Par contre, l'équipe de Jean-Luc Mélenchon a choisi la plateforme américaine NationBuilder, le système de CMS et de gestion des militants pour sa campagne présidentielle plutôt que DigitaleBox, une société française qui propose aussi une solution de gestion de campagne politique numérique car cette dernière «  est beaucoup moins poussée que NationBuilder et ne correspondait pas aux attentes d’une campagne présidentielle » selon Bastien Lachaud, responsable des actions au sein de la campagne du candidat de la France insoumise.

Pour l'anecdote, à 1h10min de la vidéo du discours du 5 février de Jean-Luc Mélenchon, on peut voir que la personne qui tape les sous-titres en direct (très bonne initiative d'ailleurs) utilise le système d'exploitation Windows de... Microsoft, et pas Linux ou BSD par exemple ! Pas évident de changer ses habitudes et de migrer véritablement vers le Libre mais comme dirait Framasoft : la route est longue mais la voie est libre ! Clin d'œil

Capture vidéo JLM Capture vidéo JLM

Dans cette interview, Yannick Jadot (EELV) dit « que la question du logiciel libre, dans sa construction démocratique, dans le combat contre les rentes, est un élément important, en lien avec les valeurs européennes. Il faut aller vers davantage de logiciel libre ».

Le parti écolo EELV a toujours été sensible au numérique comme en témoigne ce site dédié. Et d'ailleurs, le seul député à encore utiliser du Libre à l'Assemblée nationale est membre de ce parti.

Par contre, pour le Parti Socialiste, il va être difficile de leur faire confiance vu le bilan de ces dernières années sous ce quinquennant de François Hollande. Déjà, parce que plusieurs ministères ont signé ou renouvellé des contrats avec Microsoft comme celui du Ministère de la Défense. Lire d'ailleurs cette enquête de Mediapart sur ce sujet.

Sur le soutien au logiciel libre dans les administrations, un engagement de campagne hors-programme du candidat Hollande, la promesse est brisée selon "Lui Président", un site créé par des étudiants de l'Ecole de journalisme de Lille qui suit la réalisation des promesses de François Hollande émises pendant la campagne présidentielle ou au cours de son mandat.

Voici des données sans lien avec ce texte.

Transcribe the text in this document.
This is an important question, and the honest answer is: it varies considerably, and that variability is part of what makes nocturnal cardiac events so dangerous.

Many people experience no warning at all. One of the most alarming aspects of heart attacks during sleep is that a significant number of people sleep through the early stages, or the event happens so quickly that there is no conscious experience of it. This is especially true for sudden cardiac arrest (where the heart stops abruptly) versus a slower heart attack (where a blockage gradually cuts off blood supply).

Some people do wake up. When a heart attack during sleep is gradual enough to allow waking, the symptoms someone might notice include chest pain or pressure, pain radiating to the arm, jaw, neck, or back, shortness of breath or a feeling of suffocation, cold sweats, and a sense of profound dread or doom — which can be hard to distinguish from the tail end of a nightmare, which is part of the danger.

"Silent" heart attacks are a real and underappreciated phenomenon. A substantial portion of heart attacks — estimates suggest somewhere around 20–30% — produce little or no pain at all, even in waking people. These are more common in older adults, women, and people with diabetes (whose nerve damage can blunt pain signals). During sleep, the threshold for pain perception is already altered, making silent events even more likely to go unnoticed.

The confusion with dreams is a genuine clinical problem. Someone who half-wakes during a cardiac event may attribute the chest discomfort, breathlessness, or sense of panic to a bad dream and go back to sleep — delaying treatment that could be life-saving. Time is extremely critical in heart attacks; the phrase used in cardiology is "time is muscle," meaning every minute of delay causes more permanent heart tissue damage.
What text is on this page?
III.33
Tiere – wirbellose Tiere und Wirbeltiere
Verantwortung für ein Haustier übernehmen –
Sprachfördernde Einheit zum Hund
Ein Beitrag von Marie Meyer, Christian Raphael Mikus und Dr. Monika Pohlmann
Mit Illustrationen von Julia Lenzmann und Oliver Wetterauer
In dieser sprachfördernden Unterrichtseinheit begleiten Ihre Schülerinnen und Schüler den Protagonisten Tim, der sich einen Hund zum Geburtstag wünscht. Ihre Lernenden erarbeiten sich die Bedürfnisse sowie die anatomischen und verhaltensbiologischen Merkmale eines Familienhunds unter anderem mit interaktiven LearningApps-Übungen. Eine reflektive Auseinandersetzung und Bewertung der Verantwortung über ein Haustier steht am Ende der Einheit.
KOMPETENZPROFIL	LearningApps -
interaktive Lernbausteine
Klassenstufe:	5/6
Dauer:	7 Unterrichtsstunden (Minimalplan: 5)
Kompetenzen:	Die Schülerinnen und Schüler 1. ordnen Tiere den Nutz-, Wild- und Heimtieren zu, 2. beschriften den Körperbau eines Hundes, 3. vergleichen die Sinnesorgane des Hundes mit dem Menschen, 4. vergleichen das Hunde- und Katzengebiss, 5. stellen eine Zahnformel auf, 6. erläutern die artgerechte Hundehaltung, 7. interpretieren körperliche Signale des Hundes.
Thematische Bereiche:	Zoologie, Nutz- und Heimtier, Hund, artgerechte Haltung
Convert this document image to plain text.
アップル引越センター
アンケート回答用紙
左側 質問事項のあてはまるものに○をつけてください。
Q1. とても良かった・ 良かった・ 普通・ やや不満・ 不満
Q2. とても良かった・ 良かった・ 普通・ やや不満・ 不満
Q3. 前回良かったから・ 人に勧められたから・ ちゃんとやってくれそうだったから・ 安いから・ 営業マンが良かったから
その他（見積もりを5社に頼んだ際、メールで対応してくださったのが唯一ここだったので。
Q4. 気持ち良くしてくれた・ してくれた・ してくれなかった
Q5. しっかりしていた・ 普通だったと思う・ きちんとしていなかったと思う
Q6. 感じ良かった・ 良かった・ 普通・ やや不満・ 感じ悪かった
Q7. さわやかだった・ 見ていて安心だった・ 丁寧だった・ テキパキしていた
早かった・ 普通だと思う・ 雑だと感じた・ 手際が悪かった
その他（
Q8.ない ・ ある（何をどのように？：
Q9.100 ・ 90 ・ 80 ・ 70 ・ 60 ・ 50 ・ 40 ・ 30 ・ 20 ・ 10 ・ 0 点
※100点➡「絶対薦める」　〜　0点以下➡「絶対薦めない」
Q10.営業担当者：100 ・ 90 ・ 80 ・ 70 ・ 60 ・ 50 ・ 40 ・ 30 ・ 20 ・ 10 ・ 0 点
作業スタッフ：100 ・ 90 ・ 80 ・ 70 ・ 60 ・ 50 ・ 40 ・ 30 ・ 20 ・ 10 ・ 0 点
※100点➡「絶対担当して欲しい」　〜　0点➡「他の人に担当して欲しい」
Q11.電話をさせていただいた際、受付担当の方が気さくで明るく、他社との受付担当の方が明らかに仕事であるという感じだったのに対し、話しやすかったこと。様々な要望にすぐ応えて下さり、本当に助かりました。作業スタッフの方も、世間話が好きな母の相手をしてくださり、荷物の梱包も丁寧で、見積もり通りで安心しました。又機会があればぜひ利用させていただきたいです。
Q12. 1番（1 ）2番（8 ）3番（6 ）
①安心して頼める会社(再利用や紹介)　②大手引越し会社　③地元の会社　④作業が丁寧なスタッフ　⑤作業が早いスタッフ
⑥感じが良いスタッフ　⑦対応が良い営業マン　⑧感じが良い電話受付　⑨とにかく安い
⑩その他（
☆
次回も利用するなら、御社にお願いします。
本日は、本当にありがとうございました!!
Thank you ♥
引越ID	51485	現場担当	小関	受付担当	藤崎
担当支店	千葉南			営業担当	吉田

Même chose pour l'engagement de campagne hors-programme du candidat Hollande sur l'nterdiction de la vente liée de matériels et logiciels informatiques : promesse brisée. Et Benoît Hamon, le candidat officiellement investi par le Parti Socialiste n'y est pas étranger. D'ailleurs, rappelons ici que le candidat socialiste avait voté la "Loi renseignement" en 2015, loi à laquelle s'étaient opposés de nombreux acteurs du numérique mais également des ONGs et syndicats.

Et pour finir, n'oublions pas la publication en octobre 2016 du décret autorisant la création d'un fichier biométrique de près de 60 millions de Français par le gouvernement socialiste. Les défenseurs des libertés numériques et publiques se sont alarmés de cette décision en parlant de surveillance de masse. Mon article sur le fichier TES dit "Fichier Monstre" Ne souriez pas, vous êtes fichés !

Pour information, dans le programme de 374 pages du parti Les Républicains, aucune mention de "Logiciels Libres" ou de "Neutralité du net".

Framasoft a récemment fait le bilan de sa campagne Dégoogliser Internet avec d'autres projets à venir. Conclusion : allez donc découvrir la totalité des alternatives proposées par Framasoft, utilisez-les, et aidez l'association financièrement.